88 LCR (s’applique pour tous les cas) prévoit que quand il y a un assureur, il
ne peut recourir et est subrogé que dans la mesure où ce qu’il paye et ce que
paye l’autre excède le dommage (pas l’indemnité, attention). Ici, c’est 15. Les
primes sont payées, elles doivent servir à quelque chose. L’art. 42 LAA reprend
cet article.
Quand
le lésé commet une faute grave (méprise des précautions élémentaires), il y a
l’art. 42 al. 2 LQAA. Dans notre exemple, l’assureur est subrogé alors tout de
suite pour 55/100 de 60 pour son recours, à savoir 33. Il peut recourir de suite
pour cela, il reste 27 pour le lésé qui reçoit 27 + 55,
à savoir 82. C’est le système du partage de la créance.

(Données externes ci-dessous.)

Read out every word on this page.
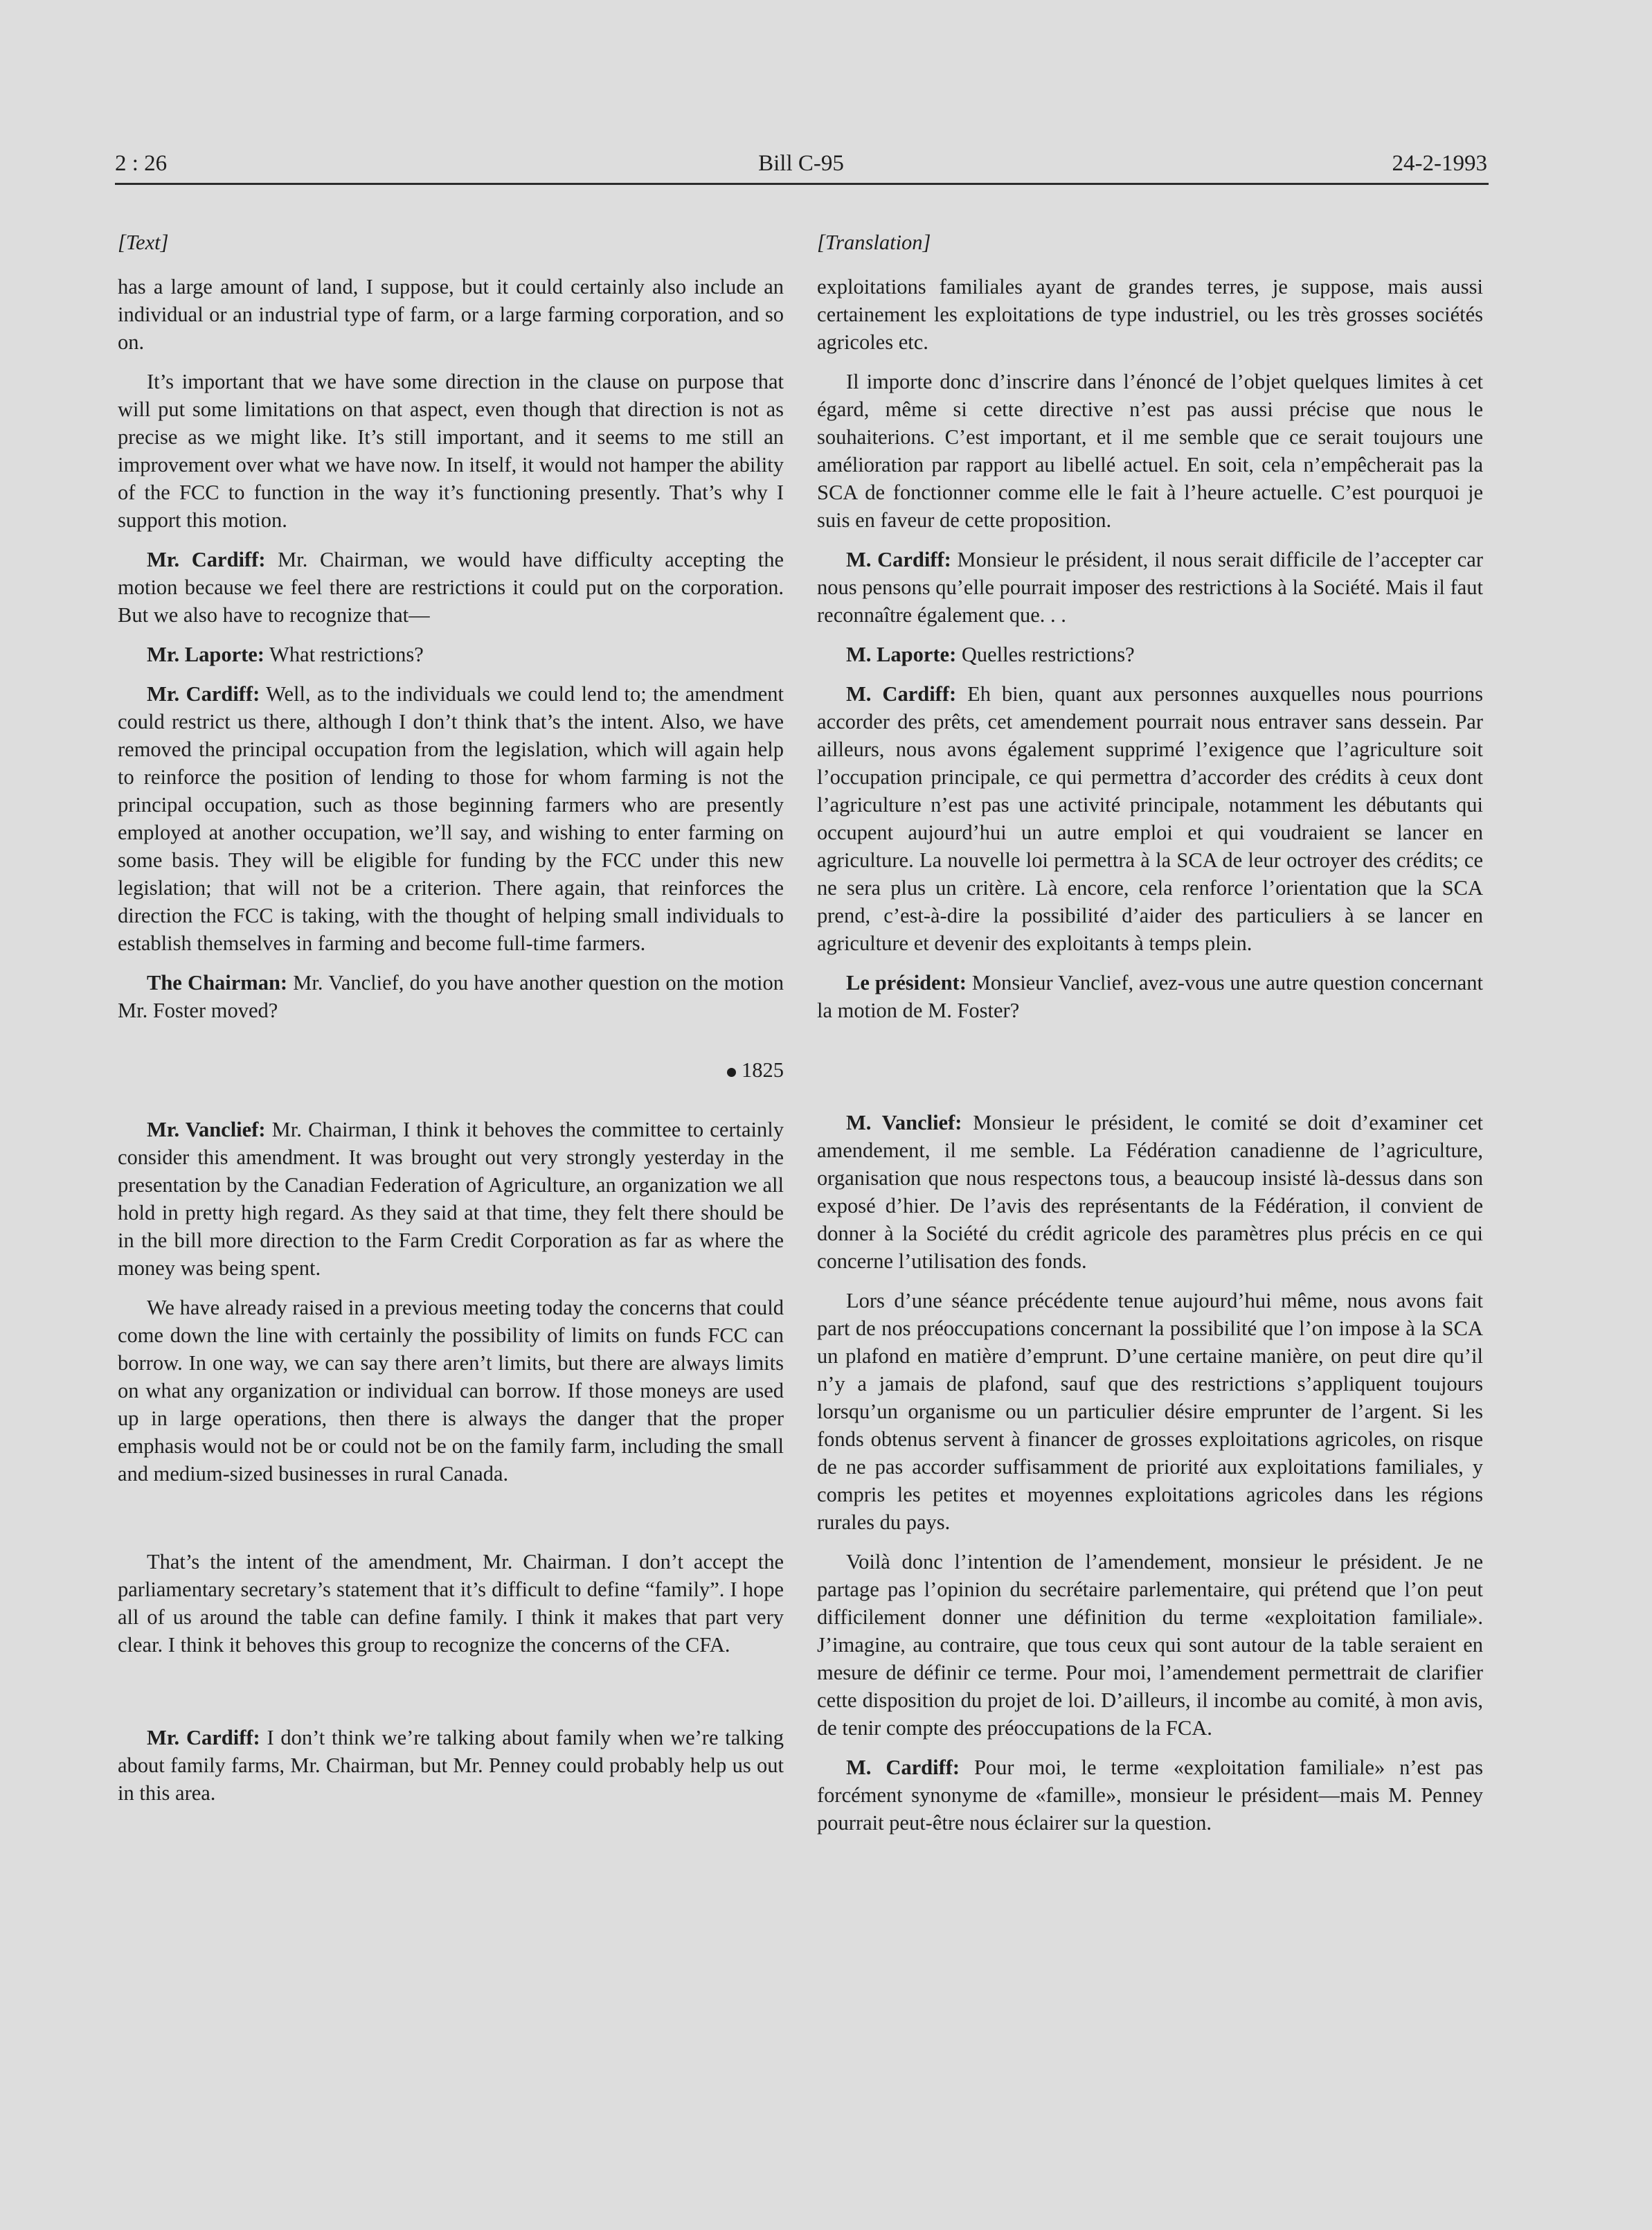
2 : 26	Bill C-95	24-2-1993

[Text]

has a large amount of land, I suppose, but it could certainly also include an individual or an industrial type of farm, or a large farming corporation, and so on.

It’s important that we have some direction in the clause on purpose that will put some limitations on that aspect, even though that direction is not as precise as we might like. It’s still important, and it seems to me still an improvement over what we have now. In itself, it would not hamper the ability of the FCC to function in the way it’s functioning presently. That’s why I support this motion.

Mr. Cardiff: Mr. Chairman, we would have difficulty accepting the motion because we feel there are restrictions it could put on the corporation. But we also have to recognize that—

Mr. Laporte: What restrictions?

Mr. Cardiff: Well, as to the individuals we could lend to; the amendment could restrict us there, although I don’t think that’s the intent. Also, we have removed the principal occupation from the legislation, which will again help to reinforce the position of lending to those for whom farming is not the principal occupation, such as those beginning farmers who are presently employed at another occupation, we’ll say, and wishing to enter farming on some basis. They will be eligible for funding by the FCC under this new legislation; that will not be a criterion. There again, that reinforces the direction the FCC is taking, with the thought of helping small individuals to establish themselves in farming and become full-time farmers.

The Chairman: Mr. Vanclief, do you have another question on the motion Mr. Foster moved?

1825

Mr. Vanclief: Mr. Chairman, I think it behoves the committee to certainly consider this amendment. It was brought out very strongly yesterday in the presentation by the Canadian Federation of Agriculture, an organization we all hold in pretty high regard. As they said at that time, they felt there should be in the bill more direction to the Farm Credit Corporation as far as where the money was being spent.

We have already raised in a previous meeting today the concerns that could come down the line with certainly the possibility of limits on funds FCC can borrow. In one way, we can say there aren’t limits, but there are always limits on what any organization or individual can borrow. If those moneys are used up in large operations, then there is always the danger that the proper emphasis would not be or could not be on the family farm, including the small and medium-sized businesses in rural Canada.

That’s the intent of the amendment, Mr. Chairman. I don’t accept the parliamentary secretary’s statement that it’s difficult to define “family”. I hope all of us around the table can define family. I think it makes that part very clear. I think it behoves this group to recognize the concerns of the CFA.

Mr. Cardiff: I don’t think we’re talking about family when we’re talking about family farms, Mr. Chairman, but Mr. Penney could probably help us out in this area.

[Translation]

exploitations familiales ayant de grandes terres, je suppose, mais aussi certainement les exploitations de type industriel, ou les très grosses sociétés agricoles etc.

Il importe donc d’inscrire dans l’énoncé de l’objet quelques limites à cet égard, même si cette directive n’est pas aussi précise que nous le souhaiterions. C’est important, et il me semble que ce serait toujours une amélioration par rapport au libellé actuel. En soit, cela n’empêcherait pas la SCA de fonctionner comme elle le fait à l’heure actuelle. C’est pourquoi je suis en faveur de cette proposition.

M. Cardiff: Monsieur le président, il nous serait difficile de l’accepter car nous pensons qu’elle pourrait imposer des restrictions à la Société. Mais il faut reconnaître également que. . .

M. Laporte: Quelles restrictions?

M. Cardiff: Eh bien, quant aux personnes auxquelles nous pourrions accorder des prêts, cet amendement pourrait nous entraver sans dessein. Par ailleurs, nous avons également supprimé l’exigence que l’agriculture soit l’occupation principale, ce qui permettra d’accorder des crédits à ceux dont l’agriculture n’est pas une activité principale, notamment les débutants qui occupent aujourd’hui un autre emploi et qui voudraient se lancer en agriculture. La nouvelle loi permettra à la SCA de leur octroyer des crédits; ce ne sera plus un critère. Là encore, cela renforce l’orientation que la SCA prend, c’est-à-dire la possibilité d’aider des particuliers à se lancer en agriculture et devenir des exploitants à temps plein.

Le président: Monsieur Vanclief, avez-vous une autre question concernant la motion de M. Foster?

M. Vanclief: Monsieur le président, le comité se doit d’examiner cet amendement, il me semble. La Fédération canadienne de l’agriculture, organisation que nous respectons tous, a beaucoup insisté là-dessus dans son exposé d’hier. De l’avis des représentants de la Fédération, il convient de donner à la Société du crédit agricole des paramètres plus précis en ce qui concerne l’utilisation des fonds.

Lors d’une séance précédente tenue aujourd’hui même, nous avons fait part de nos préoccupations concernant la possibilité que l’on impose à la SCA un plafond en matière d’emprunt. D’une certaine manière, on peut dire qu’il n’y a jamais de plafond, sauf que des restrictions s’appliquent toujours lorsqu’un organisme ou un particulier désire emprunter de l’argent. Si les fonds obtenus servent à financer de grosses exploitations agricoles, on risque de ne pas accorder suffisamment de priorité aux exploitations familiales, y compris les petites et moyennes exploitations agricoles dans les régions rurales du pays.

Voilà donc l’intention de l’amendement, monsieur le président. Je ne partage pas l’opinion du secrétaire parlementaire, qui prétend que l’on peut difficilement donner une définition du terme «exploitation familiale». J’imagine, au contraire, que tous ceux qui sont autour de la table seraient en mesure de définir ce terme. Pour moi, l’amendement permettrait de clarifier cette disposition du projet de loi. D’ailleurs, il incombe au comité, à mon avis, de tenir compte des préoccupations de la FCA.

M. Cardiff: Pour moi, le terme «exploitation familiale» n’est pas forcément synonyme de «famille», monsieur le président—mais M. Penney pourrait peut-être nous éclairer sur la question.
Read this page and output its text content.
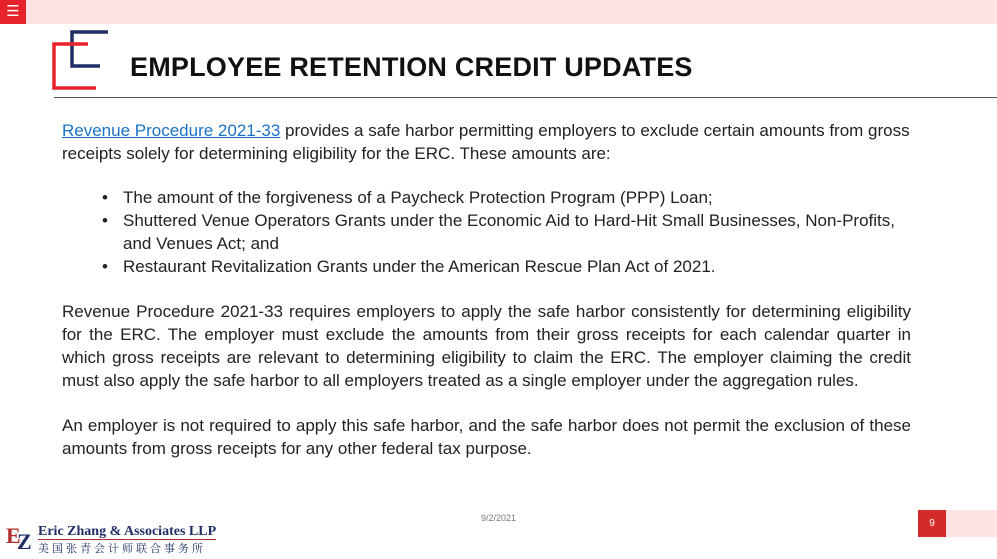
☰
EMPLOYEE RETENTION CREDIT UPDATES

Revenue Procedure 2021-33 provides a safe harbor permitting employers to exclude certain amounts from gross receipts solely for determining eligibility for the ERC. These amounts are:

• The amount of the forgiveness of a Paycheck Protection Program (PPP) Loan;
• Shuttered Venue Operators Grants under the Economic Aid to Hard-Hit Small Businesses, Non-Profits, and Venues Act; and
• Restaurant Revitalization Grants under the American Rescue Plan Act of 2021.

Revenue Procedure 2021-33 requires employers to apply the safe harbor consistently for determining eligibility for the ERC. The employer must exclude the amounts from their gross receipts for each calendar quarter in which gross receipts are relevant to determining eligibility to claim the ERC. The employer claiming the credit must also apply the safe harbor to all employers treated as a single employer under the aggregation rules.

An employer is not required to apply this safe harbor, and the safe harbor does not permit the exclusion of these amounts from gross receipts for any other federal tax purpose.

9/2/2021
E
Z Eric Zhang & Associates LLP
美国张青会计师联合事务所
9
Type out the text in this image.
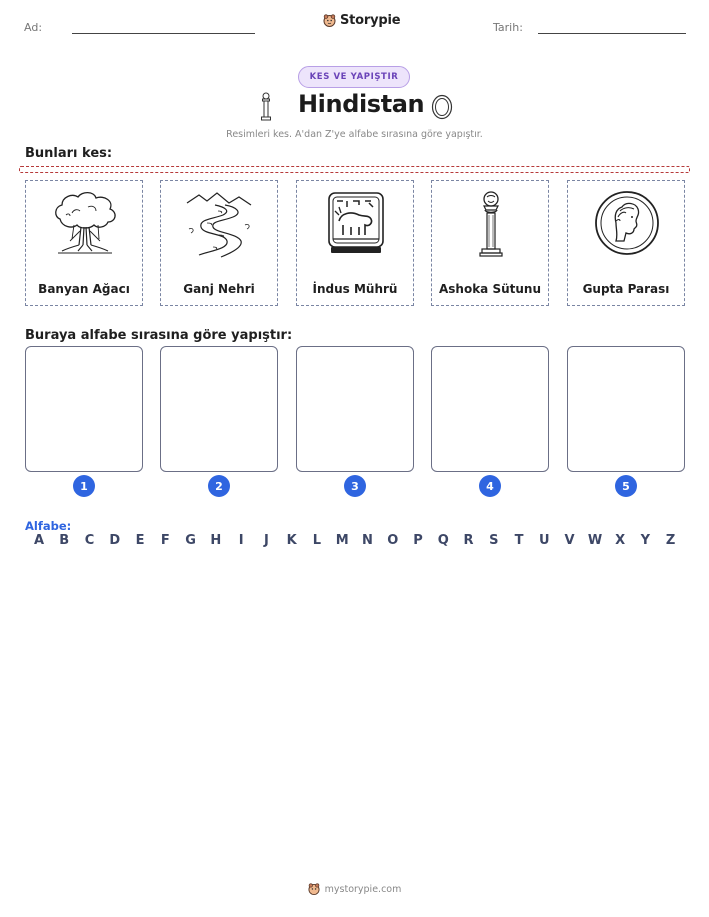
Ad:	Storypie	Tarih:
KES VE YAPIŞTIR
Hindistan
Resimleri kes. A'dan Z'ye alfabe sırasına göre yapıştır.
Bunları kes:
Banyan Ağacı	Ganj Nehri	İndus Mührü	Ashoka Sütunu	Gupta Parası
Buraya alfabe sırasına göre yapıştır:
1	2	3	4	5
Alfabe:
A B C D E F G H	I	J	K L M N O P Q R S T U V W X Y Z
mystorypie.com
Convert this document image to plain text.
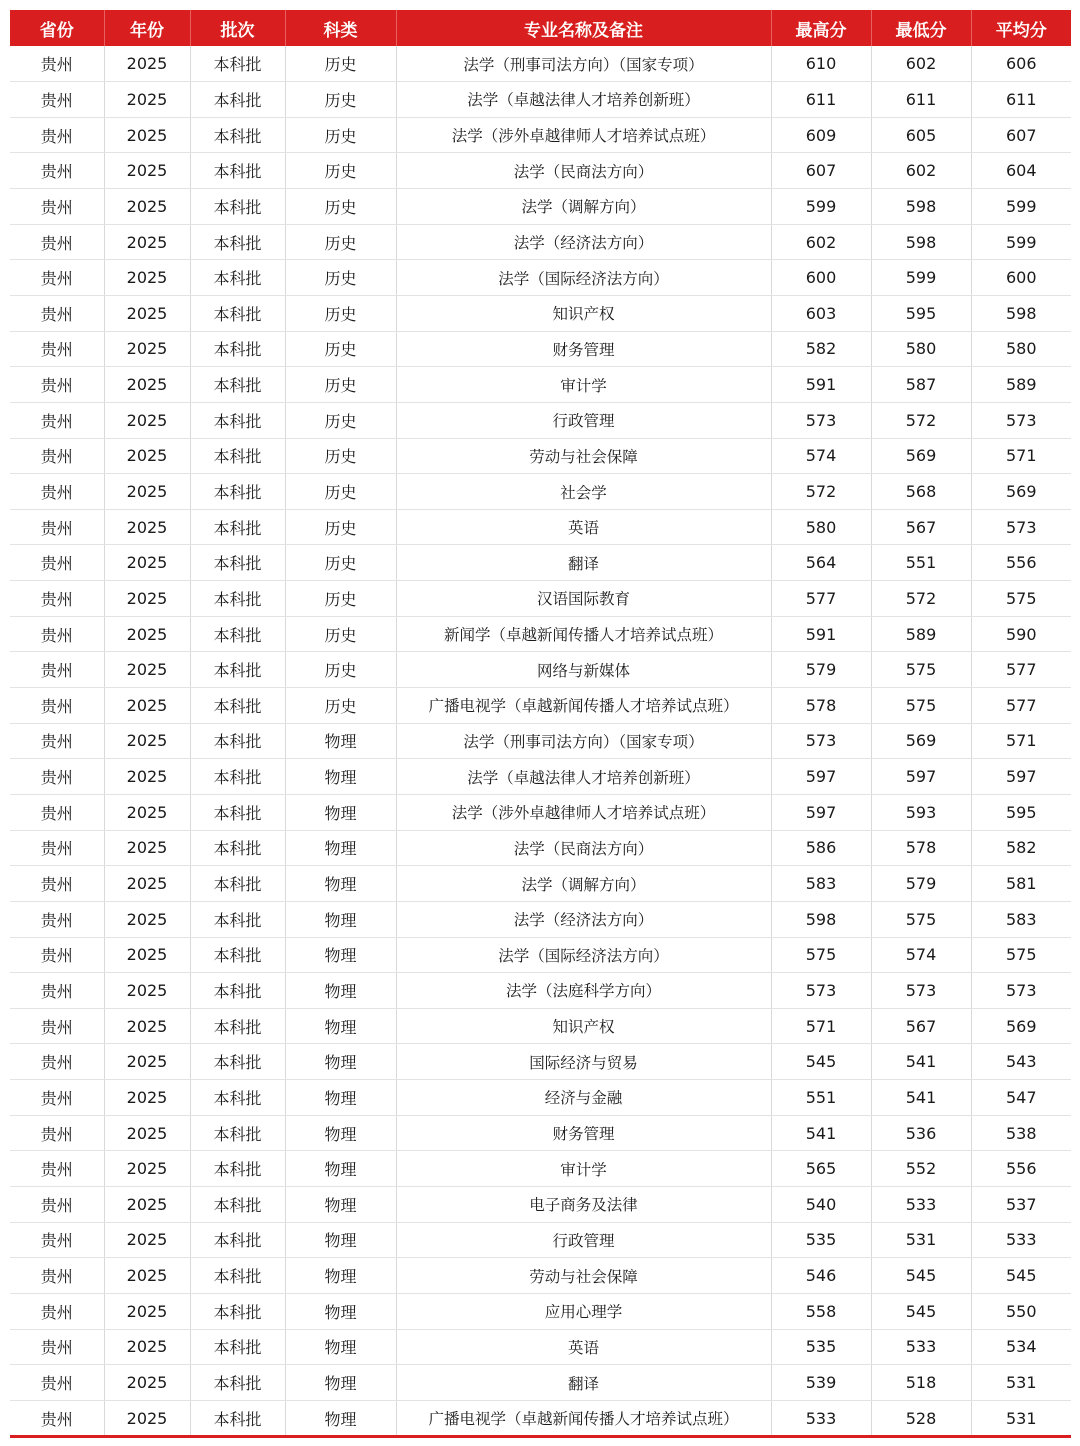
省份	年份	批次	科类	专业名称及备注	最高分	最低分	平均分
贵州	2025	本科批	历史	法学（刑事司法方向）（国家专项）	610	602	606
贵州	2025	本科批	历史	法学（卓越法律人才培养创新班）	611	611	611
贵州	2025	本科批	历史	法学（涉外卓越律师人才培养试点班）	609	605	607
贵州	2025	本科批	历史	法学（民商法方向）	607	602	604
贵州	2025	本科批	历史	法学（调解方向）	599	598	599
贵州	2025	本科批	历史	法学（经济法方向）	602	598	599
贵州	2025	本科批	历史	法学（国际经济法方向）	600	599	600
贵州	2025	本科批	历史	知识产权	603	595	598
贵州	2025	本科批	历史	财务管理	582	580	580
贵州	2025	本科批	历史	审计学	591	587	589
贵州	2025	本科批	历史	行政管理	573	572	573
贵州	2025	本科批	历史	劳动与社会保障	574	569	571
贵州	2025	本科批	历史	社会学	572	568	569
贵州	2025	本科批	历史	英语	580	567	573
贵州	2025	本科批	历史	翻译	564	551	556
贵州	2025	本科批	历史	汉语国际教育	577	572	575
贵州	2025	本科批	历史	新闻学（卓越新闻传播人才培养试点班）	591	589	590
贵州	2025	本科批	历史	网络与新媒体	579	575	577
贵州	2025	本科批	历史	广播电视学（卓越新闻传播人才培养试点班）	578	575	577
贵州	2025	本科批	物理	法学（刑事司法方向）（国家专项）	573	569	571
贵州	2025	本科批	物理	法学（卓越法律人才培养创新班）	597	597	597
贵州	2025	本科批	物理	法学（涉外卓越律师人才培养试点班）	597	593	595
贵州	2025	本科批	物理	法学（民商法方向）	586	578	582
贵州	2025	本科批	物理	法学（调解方向）	583	579	581
贵州	2025	本科批	物理	法学（经济法方向）	598	575	583
贵州	2025	本科批	物理	法学（国际经济法方向）	575	574	575
贵州	2025	本科批	物理	法学（法庭科学方向）	573	573	573
贵州	2025	本科批	物理	知识产权	571	567	569
贵州	2025	本科批	物理	国际经济与贸易	545	541	543
贵州	2025	本科批	物理	经济与金融	551	541	547
贵州	2025	本科批	物理	财务管理	541	536	538
贵州	2025	本科批	物理	审计学	565	552	556
贵州	2025	本科批	物理	电子商务及法律	540	533	537
贵州	2025	本科批	物理	行政管理	535	531	533
贵州	2025	本科批	物理	劳动与社会保障	546	545	545
贵州	2025	本科批	物理	应用心理学	558	545	550
贵州	2025	本科批	物理	英语	535	533	534
贵州	2025	本科批	物理	翻译	539	518	531
贵州	2025	本科批	物理	广播电视学（卓越新闻传播人才培养试点班）	533	528	531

C’est une solution intermédiaire
entre le droit préférentiel et le recours simple.
Quand
il y a un état antérieur plus fragile, l’art. 44 CO prévoit une réduction de l’indemnité.
Le droit préférentiel permet un cumul des prestations et de compenser. Si on prend
l’art. 42 CO, le droit préférentiel ne sert à rien, puisqu’il permet d’avoir la
réparation de tout le dommage et que celui-ci est réduit.